A property is a recreational residence if it meets all of the qualifying criteria: 

  • Before the transfer, the person transferring the property to you (the transferor) usually resided on the property on a seasonal basis for recreational purposes
    Note: When a trustee is involved in a transfer, the trustee becomes the transferor and this requirement applies instead to the settlor or the deceased
  • The property is classified as residential by BC Assessment, including the land and any improvements on the land (for example, buildings)
  • The land is 5 hectares (12.36 acres) or smaller
  • The property has a fair market value of $275,000 or less

Note: To qualify for an exemption from PTT, the entire property must meet the above requirements, regardless of the interest you are acquiring in the property. For example, the property you are acquiring an interest in has a fair market value of $500,000, but your interest in the property is 50% ($250,000). In this case, you do not qualify for the exemption because the fair market value of the entire property exceeds $275,000.

For more information on determining fair market value, see Bulletin PTT 001, Property Transfer Tax (PDF, 441KB).

Transfer to two or more people

If a recreational residence is transferred to two or more people who are not all related individuals of the transferor, the exemption applies only to the interest acquired by the people who are related individuals of the transferor. For example, your mother transfers her recreational residence jointly to you and your fiancé.  Your fiancé and you have been dating for approximately one year to this point. The exemption applies only to the 50% interest acquired by you because your finance is not considered to be a related individual to your mother.

Transfers of partial interests (net interest passing)

If registered title to a property is held in joint tenancy, and one of the owners transfers their interest to a related individual, the ministry determines eligibility for the exemption based only on the partial interest being transferred (the net interest passing).

For example, A and B own a property as joint tenants and wish to transfer B's interest to C so that A and C will own the property as joint tenants.

A and B (joint tenants) → to →  A and C (joint tenants)

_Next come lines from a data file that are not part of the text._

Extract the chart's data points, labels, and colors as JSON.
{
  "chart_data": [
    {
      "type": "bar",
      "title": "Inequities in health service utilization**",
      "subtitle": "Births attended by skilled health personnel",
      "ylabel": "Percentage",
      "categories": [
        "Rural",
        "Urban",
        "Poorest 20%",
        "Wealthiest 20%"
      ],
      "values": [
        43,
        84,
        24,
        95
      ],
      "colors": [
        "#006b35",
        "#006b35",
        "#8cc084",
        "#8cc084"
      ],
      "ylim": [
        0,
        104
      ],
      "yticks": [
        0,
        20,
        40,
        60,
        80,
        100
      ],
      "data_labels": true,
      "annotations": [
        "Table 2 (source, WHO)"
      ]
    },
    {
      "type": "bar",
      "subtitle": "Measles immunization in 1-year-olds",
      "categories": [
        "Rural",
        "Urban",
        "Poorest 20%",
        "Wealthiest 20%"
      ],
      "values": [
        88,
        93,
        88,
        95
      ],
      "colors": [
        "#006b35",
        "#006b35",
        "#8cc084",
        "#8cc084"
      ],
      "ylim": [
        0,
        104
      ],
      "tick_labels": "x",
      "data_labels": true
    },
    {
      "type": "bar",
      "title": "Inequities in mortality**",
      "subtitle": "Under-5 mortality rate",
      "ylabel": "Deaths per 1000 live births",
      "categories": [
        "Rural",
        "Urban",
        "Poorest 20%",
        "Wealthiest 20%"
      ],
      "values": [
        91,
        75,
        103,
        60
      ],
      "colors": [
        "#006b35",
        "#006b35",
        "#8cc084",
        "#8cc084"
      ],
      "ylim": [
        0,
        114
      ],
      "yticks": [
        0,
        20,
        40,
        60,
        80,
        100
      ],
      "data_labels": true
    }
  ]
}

A’s interest in the property does not change as a result of the transfer. Therefore, the ministry determines whether C is exempt from paying PTT based on the transfer of the net interest (50%) in the property passing from B to C. This means that C may qualify for an exemption if B and C are related individuals.

Exemptions

The criteria for an exemption from PTT depend on the circumstances of the transfer.

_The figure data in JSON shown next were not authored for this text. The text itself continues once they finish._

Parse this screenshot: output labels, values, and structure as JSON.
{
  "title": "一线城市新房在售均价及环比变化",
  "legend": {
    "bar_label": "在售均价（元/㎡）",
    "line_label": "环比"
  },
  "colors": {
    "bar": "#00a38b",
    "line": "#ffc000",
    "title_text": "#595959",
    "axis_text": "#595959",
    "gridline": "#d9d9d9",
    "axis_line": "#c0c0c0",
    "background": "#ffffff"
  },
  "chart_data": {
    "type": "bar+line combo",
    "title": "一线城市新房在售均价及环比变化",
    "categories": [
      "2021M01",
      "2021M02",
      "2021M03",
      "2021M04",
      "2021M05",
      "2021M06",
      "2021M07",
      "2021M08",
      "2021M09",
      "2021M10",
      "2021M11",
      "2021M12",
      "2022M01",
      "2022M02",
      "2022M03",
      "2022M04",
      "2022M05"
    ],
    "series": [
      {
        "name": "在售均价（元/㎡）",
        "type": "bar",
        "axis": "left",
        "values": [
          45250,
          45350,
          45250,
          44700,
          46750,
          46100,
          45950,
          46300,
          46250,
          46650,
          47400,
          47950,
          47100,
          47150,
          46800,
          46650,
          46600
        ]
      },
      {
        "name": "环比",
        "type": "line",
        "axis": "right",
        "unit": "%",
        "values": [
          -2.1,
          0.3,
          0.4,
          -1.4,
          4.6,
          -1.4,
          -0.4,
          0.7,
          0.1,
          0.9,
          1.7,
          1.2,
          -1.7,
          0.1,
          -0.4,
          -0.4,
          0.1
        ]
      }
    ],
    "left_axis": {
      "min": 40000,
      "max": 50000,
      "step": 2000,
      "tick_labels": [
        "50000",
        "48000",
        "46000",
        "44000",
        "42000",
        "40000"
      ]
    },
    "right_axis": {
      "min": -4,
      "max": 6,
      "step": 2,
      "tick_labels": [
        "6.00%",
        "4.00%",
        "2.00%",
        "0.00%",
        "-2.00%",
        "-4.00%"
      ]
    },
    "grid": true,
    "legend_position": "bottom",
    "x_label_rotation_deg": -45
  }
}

Transfers not involving a trustee

When a related individual transfers a recreational residence or an interest in a recreational residence to you, you do not pay PTT if you meet the following criteria:

  • You are a Canadian citizen or a permanent resident as defined in the Immigration and Refugee Protection Act (Canada)
  • A trustee is not involved in the transfer

To claim this exemption, select or enter code 06 on the property transfer tax return.

Transfers through estate or trusts under wills

When you receive a recreational residence or an interest in a recreational residence through the estate of a deceased, or a trust set up under the will of a deceased, you do not pay PTT if you meet the following criteria:

  • You are a Canadian citizen or a permanent resident as defined in the Immigration and Refugee Protection Act (Canada)
  • The transferor is registered at the land title office as a trustee of the property being transferred
  • The transferor is a trustee of the deceased’s estate or a trust set up under the deceased’s will
  • You are a beneficiary of the estate or trust
  • You and the deceased were related individuals at the time of their death

Only one recreational residence may be transferred from a deceased’s estate or a trust set up under the deceased’s will exempt from tax.

To claim this exemption, select or enter code 06 on the property transfer tax return.

Transfers through trusts settled during the lifetime of the settlor

The settlor is the person who gave the property that is being transferred to the trust estate, or gave assets to the trust estate to acquire property. The settlor does not have to be the creator of the trust.

When you receive a recreational residence or an interest in a recreational residence through a trust during the lifetime of the settlor, you do not pay PTT if you meet the following criteria:

  • You are a Canadian citizen or a permanent resident as defined in the Immigration and Refugee Protection Act (Canada)
  • The transferor is registered at the land title office as a trustee of the property being transferred
  • You are a beneficiary of the trust
  • You and the settlor of the trust are related individuals

Only one recreational residence may be transferred from a trust exempt from tax.

To claim this exemption, select or enter code 06 on the property transfer tax return.